Students had the option to register as a team or as an individual. Teams were formed from various campus organizations and groups, including athletic teams such as the swim and dive team and sororities such as Kappa Alpha Theta.
The key event of the evening was the luminaria ceremony in the Livingston Gym, during which Mary Lindsey, assistant to the director of campus safety and security, shared her personal experiences with breast cancer.
Following Lindsey’s speech, Denison Chaplain Mark Orten led students through the ceremonial breaking of the glow sticks which were handed out as students entered the gymnasium. Students were instructed to break their glow sticks when Orten read the category into which they fell, such as having lost a mother, grandfather, sibling or friend to cancer.
“When I started 13 years ago, my first year here,” said Orten.
“The only person that I knew was my grandmother, which was personal enough, but in the 13 years since the first time, my uncle and just in the last year my father have had some type of cancer. My uncle died, and my father is recovering, but it’s become increasingly personal.”
Orten continued this sentiment, drawing on his experiences as Chaplain.
He said, “It is true that in my work as Chaplain, it is natural that I would be asked, but I’m still very grateful to be a part of it.”
The event was organized by students with help from the American Cancer Society. Students such as Andrea Moreno ‘16, Callie Pace ‘18, and Molly Reckinger ‘18 were all members of the committee that organized and planned the event.
Moreno, the president of the committee, said, “It’s personal to me because my grandfather died from cancer, and I feel the huge power of information about cancer research and what people can do to prevent cancer in themselves or anyone else, really.”

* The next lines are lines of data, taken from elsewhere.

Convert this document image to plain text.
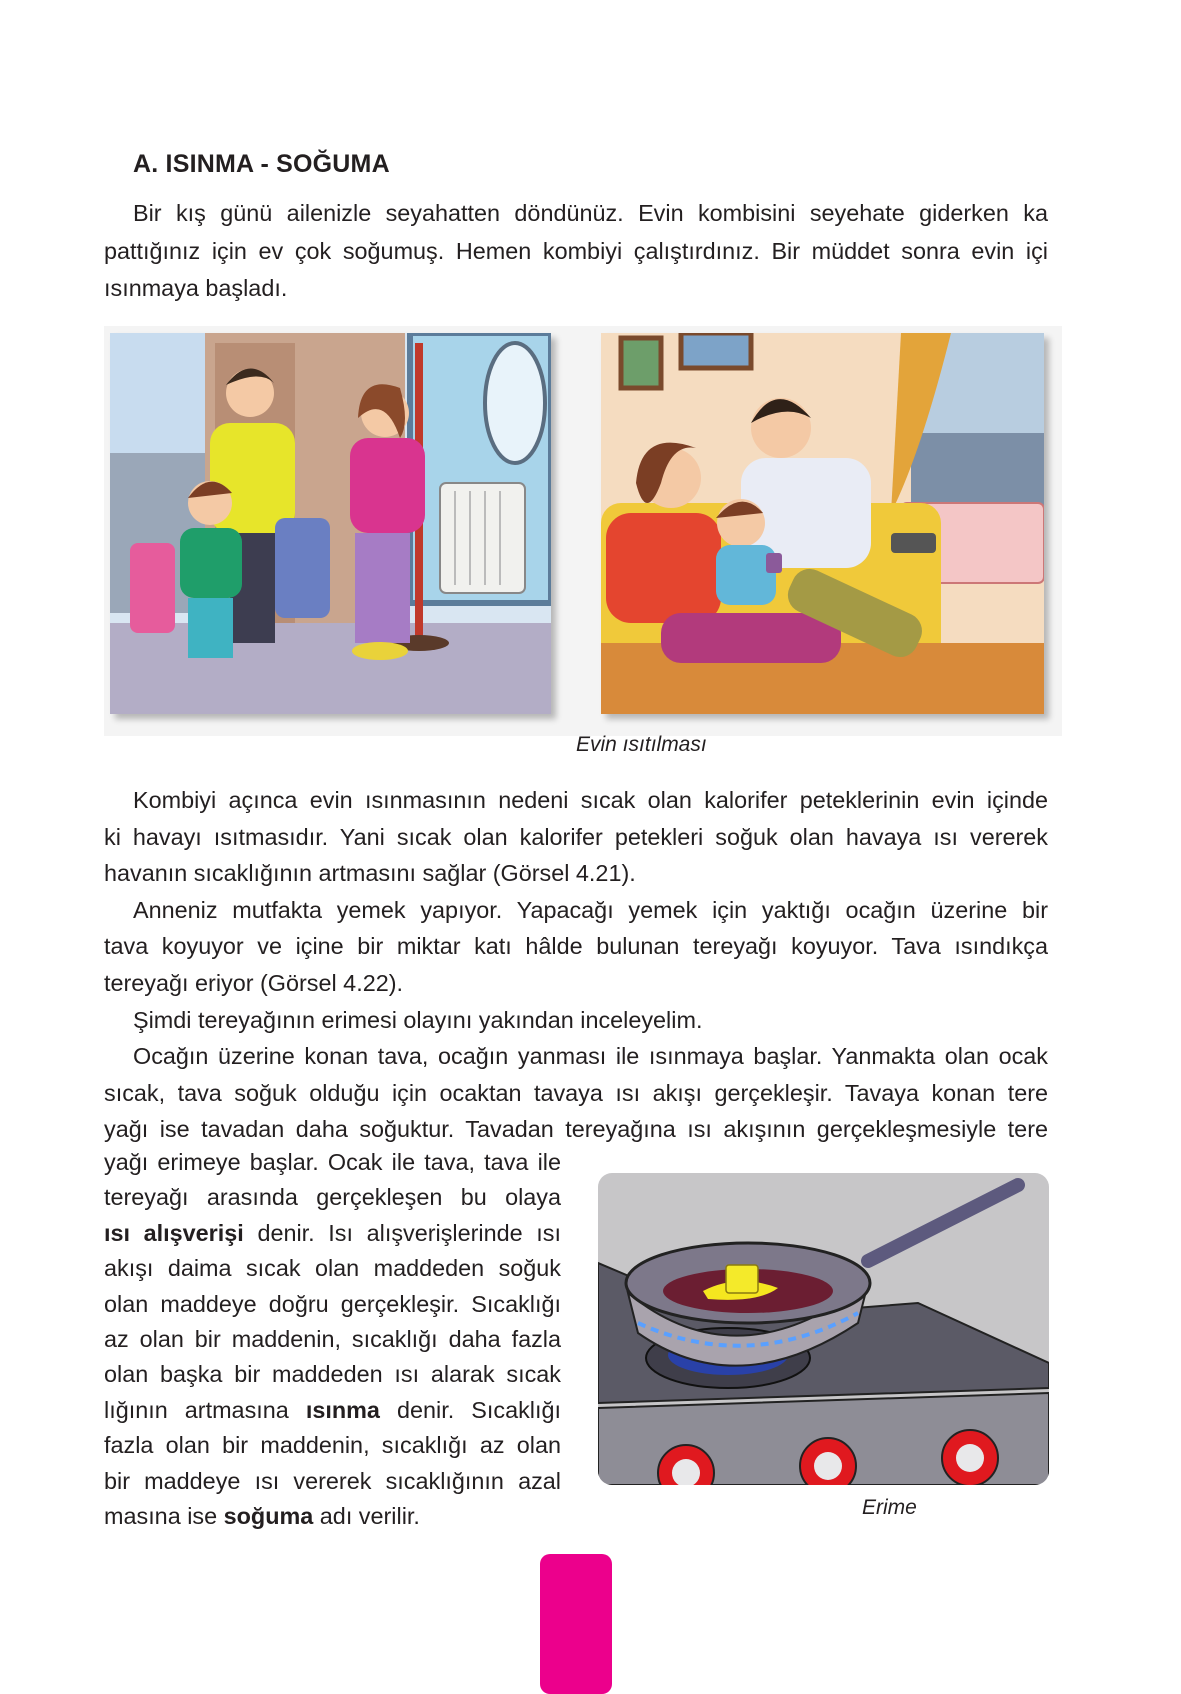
A. ISINMA - SOĞUMA
Bir kış günü ailenizle seyahatten döndünüz. Evin kombisini seyehate giderken ka
pattığınız için ev çok soğumuş. Hemen kombiyi çalıştırdınız. Bir müddet sonra evin içi
ısınmaya başladı.
Evin ısıtılması
Kombiyi açınca evin ısınmasının nedeni sıcak olan kalorifer peteklerinin evin içinde
ki havayı ısıtmasıdır. Yani sıcak olan kalorifer petekleri soğuk olan havaya ısı vererek
havanın sıcaklığının artmasını sağlar (Görsel 4.21).
Anneniz mutfakta yemek yapıyor. Yapacağı yemek için yaktığı ocağın üzerine bir
tava koyuyor ve içine bir miktar katı hâlde bulunan tereyağı koyuyor. Tava ısındıkça
tereyağı eriyor (Görsel 4.22).
Şimdi tereyağının erimesi olayını yakından inceleyelim.
Ocağın üzerine konan tava, ocağın yanması ile ısınmaya başlar. Yanmakta olan ocak
sıcak, tava soğuk olduğu için ocaktan tavaya ısı akışı gerçekleşir. Tavaya konan tere
yağı ise tavadan daha soğuktur. Tavadan tereyağına ısı akışının gerçekleşmesiyle tere
yağı erimeye başlar. Ocak ile tava, tava ile
tereyağı arasında gerçekleşen bu olaya
ısı alışverişi denir. Isı alışverişlerinde ısı
akışı daima sıcak olan maddeden soğuk
olan maddeye doğru gerçekleşir. Sıcaklığı
az olan bir maddenin, sıcaklığı daha fazla
olan başka bir maddeden ısı alarak sıcak
lığının artmasına ısınma denir. Sıcaklığı
fazla olan bir maddenin, sıcaklığı az olan
bir maddeye ısı vererek sıcaklığının azal
masına ise soğuma adı verilir.	Erime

“It’s not as well-attended as we would like it to be,” Moreno said. “Of course there are always the people who come back every year to do the event, but we would like to reach more people. Our goal every year isn’t to raise a certain amount of money, it’s to have our community come and actually be here and support everyone and each other.”
The event also featured a performance by The Ready Set and an amateur drag show put on by Outlook.